The SEC announced following the court ruling that the elections will be postponed pending amendments to the districts law. The Administrative Court announced the annulment of previous elections procedures taken by the SEC, and the cabinet issued a decree to form the committee that will amend the electoral districts law that the SCC ruled unconstitutional.
Amendments to the law are set to feature changes in the districts and number of seats.

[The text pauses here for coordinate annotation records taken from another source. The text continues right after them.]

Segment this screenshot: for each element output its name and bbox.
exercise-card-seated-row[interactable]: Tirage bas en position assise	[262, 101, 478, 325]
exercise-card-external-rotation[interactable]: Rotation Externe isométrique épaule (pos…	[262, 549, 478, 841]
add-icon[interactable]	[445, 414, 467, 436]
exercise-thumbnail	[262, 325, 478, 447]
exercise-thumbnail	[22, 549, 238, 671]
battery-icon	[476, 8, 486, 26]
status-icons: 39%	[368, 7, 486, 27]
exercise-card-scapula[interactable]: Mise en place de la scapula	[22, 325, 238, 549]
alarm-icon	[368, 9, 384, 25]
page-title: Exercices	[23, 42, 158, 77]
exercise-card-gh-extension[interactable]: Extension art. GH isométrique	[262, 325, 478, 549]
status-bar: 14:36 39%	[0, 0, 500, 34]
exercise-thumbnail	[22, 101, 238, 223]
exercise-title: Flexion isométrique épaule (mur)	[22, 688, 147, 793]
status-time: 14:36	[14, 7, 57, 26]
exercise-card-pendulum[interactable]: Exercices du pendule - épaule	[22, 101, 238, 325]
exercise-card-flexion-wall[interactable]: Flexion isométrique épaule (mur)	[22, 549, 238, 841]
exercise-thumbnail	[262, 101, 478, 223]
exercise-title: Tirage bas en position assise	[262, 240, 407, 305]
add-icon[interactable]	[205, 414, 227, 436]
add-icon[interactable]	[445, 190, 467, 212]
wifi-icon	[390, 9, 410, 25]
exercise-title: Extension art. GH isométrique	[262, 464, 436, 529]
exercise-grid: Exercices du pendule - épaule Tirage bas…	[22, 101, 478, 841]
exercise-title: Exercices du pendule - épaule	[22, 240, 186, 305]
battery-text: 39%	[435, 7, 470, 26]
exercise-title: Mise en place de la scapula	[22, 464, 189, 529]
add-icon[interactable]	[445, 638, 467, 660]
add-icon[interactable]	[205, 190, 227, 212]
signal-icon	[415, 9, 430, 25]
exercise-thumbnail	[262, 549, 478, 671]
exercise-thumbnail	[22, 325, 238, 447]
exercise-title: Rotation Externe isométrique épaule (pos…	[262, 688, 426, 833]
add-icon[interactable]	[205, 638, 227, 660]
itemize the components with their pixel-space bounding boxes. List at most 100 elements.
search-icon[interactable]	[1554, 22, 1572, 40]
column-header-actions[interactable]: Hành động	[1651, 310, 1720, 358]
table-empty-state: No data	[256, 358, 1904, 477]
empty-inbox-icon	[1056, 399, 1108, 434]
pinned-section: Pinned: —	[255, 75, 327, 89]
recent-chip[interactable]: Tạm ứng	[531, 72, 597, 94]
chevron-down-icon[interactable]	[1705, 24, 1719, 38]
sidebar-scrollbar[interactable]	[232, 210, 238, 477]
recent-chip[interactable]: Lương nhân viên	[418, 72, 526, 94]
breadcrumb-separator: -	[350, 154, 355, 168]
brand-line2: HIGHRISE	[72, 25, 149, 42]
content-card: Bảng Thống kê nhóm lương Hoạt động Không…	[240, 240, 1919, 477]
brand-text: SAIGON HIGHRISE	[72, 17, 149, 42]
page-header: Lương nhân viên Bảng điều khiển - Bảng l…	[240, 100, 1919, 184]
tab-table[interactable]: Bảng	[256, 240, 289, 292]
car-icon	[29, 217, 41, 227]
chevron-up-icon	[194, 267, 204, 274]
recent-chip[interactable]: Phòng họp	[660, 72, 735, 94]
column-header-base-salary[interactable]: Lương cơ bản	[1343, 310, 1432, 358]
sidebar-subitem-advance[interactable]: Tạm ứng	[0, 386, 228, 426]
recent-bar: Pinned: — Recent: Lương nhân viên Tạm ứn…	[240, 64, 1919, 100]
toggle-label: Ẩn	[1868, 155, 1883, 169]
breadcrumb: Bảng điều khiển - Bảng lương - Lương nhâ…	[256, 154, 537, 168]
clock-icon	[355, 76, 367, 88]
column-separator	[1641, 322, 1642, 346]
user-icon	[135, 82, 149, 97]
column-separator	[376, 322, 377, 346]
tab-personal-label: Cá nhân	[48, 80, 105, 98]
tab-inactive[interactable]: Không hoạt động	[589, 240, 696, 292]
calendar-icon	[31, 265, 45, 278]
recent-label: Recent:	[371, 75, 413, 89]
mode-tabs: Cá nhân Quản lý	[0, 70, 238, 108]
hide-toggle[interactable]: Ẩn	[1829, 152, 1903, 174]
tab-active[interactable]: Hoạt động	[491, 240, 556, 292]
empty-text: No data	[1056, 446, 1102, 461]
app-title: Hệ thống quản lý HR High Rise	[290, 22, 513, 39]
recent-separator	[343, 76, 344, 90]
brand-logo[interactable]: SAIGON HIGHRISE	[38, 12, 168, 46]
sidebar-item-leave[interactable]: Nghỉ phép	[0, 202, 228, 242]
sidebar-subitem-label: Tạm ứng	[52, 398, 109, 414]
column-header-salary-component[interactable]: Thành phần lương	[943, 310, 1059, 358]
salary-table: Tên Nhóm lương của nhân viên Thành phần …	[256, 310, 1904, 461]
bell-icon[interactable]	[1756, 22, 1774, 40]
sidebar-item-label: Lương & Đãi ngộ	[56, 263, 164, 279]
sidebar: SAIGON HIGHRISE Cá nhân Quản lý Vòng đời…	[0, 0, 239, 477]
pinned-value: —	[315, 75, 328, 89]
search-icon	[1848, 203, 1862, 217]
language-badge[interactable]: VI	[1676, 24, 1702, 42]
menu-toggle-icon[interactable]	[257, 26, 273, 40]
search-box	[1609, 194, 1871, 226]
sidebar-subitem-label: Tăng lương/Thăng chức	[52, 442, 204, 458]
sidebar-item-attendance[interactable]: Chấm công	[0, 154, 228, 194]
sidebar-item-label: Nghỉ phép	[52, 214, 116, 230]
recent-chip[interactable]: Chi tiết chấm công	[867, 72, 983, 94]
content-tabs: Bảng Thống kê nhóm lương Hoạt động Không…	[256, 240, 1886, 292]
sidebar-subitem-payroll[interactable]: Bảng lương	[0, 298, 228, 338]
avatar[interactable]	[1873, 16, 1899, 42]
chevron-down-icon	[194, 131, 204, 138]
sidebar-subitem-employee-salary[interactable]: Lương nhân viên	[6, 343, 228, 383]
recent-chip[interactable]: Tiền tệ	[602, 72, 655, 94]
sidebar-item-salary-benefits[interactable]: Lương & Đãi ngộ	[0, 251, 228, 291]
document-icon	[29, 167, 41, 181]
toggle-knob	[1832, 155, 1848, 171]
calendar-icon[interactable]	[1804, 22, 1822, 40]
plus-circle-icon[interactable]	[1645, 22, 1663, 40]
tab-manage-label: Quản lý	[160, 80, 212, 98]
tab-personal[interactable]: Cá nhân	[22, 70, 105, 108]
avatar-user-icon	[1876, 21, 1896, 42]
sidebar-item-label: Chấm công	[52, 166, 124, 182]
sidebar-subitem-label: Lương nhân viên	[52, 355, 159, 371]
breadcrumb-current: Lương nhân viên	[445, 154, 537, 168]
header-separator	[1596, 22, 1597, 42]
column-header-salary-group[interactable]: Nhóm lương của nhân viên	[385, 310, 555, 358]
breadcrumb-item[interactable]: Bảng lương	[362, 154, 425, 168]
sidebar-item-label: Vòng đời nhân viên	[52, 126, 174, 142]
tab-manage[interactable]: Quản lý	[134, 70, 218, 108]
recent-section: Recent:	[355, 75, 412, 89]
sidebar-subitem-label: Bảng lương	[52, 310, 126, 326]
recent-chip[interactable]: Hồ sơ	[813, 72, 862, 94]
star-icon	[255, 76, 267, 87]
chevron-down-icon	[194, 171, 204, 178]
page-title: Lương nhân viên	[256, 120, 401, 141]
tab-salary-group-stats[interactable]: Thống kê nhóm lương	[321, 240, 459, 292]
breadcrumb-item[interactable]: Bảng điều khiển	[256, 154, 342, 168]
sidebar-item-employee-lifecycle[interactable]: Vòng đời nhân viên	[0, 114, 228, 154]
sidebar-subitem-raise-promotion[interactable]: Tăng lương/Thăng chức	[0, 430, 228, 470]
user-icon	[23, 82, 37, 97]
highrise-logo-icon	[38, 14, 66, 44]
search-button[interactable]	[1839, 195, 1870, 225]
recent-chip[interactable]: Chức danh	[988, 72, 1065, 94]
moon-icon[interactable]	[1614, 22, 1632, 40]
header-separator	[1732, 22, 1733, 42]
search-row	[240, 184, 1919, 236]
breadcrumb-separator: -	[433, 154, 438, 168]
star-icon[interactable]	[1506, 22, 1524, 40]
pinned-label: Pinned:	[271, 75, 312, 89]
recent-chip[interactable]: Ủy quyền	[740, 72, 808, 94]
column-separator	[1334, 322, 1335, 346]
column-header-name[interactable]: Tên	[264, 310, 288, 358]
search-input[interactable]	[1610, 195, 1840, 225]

However, the cabinet entrusted same names that drafted the law in the first place.
One day following the SCC’s ruling, head of the ESDP Mohamed Abou Al-Ghar wrote a commentary article for Al-Masry Al-Youm newspaper, in which he accused the state of intentionally seeking the postponement of the elections.
“The president and the state don’t want a parliament… and if they are compelled to, it should be worthless imaginary parliament,” Abou Al-Ghar said.
He added that in democracies, the parliament has the role of legislation and supervision over the executive power, but that dictatorships want sham parliaments that do not oversee or legislate and are there only to complete a formalist image.
The presidency responded promptly to the veteran politician’s article, saying: “[This] defies the truth and the proof to this is that the president issued instructions to the cabinet in order to hasten amending the electoral districts law in the wake of the Supreme Constitutional Court’s ruling.”
“The president designated a month for that to happen, which proves undoubtedly the presence of real will within the state and all its institutions to complete the roadmap,” the presidency added.
Leading member of the ESDP Hossam Mostafa told Daily News Egypt that his party and other parties presented several proposals for the electoral districts law in 2014, but the government discarded all the proposals and went through with a law, although “they knew it is unconstitutional.”
“The government wanted to set the schedule of the elections before the Economic Summit to present a persuasive image of democratic transition,” he said. “They needed to announce elections urgently but they also knew that the law is flawed. What was their point? Hard to tell.”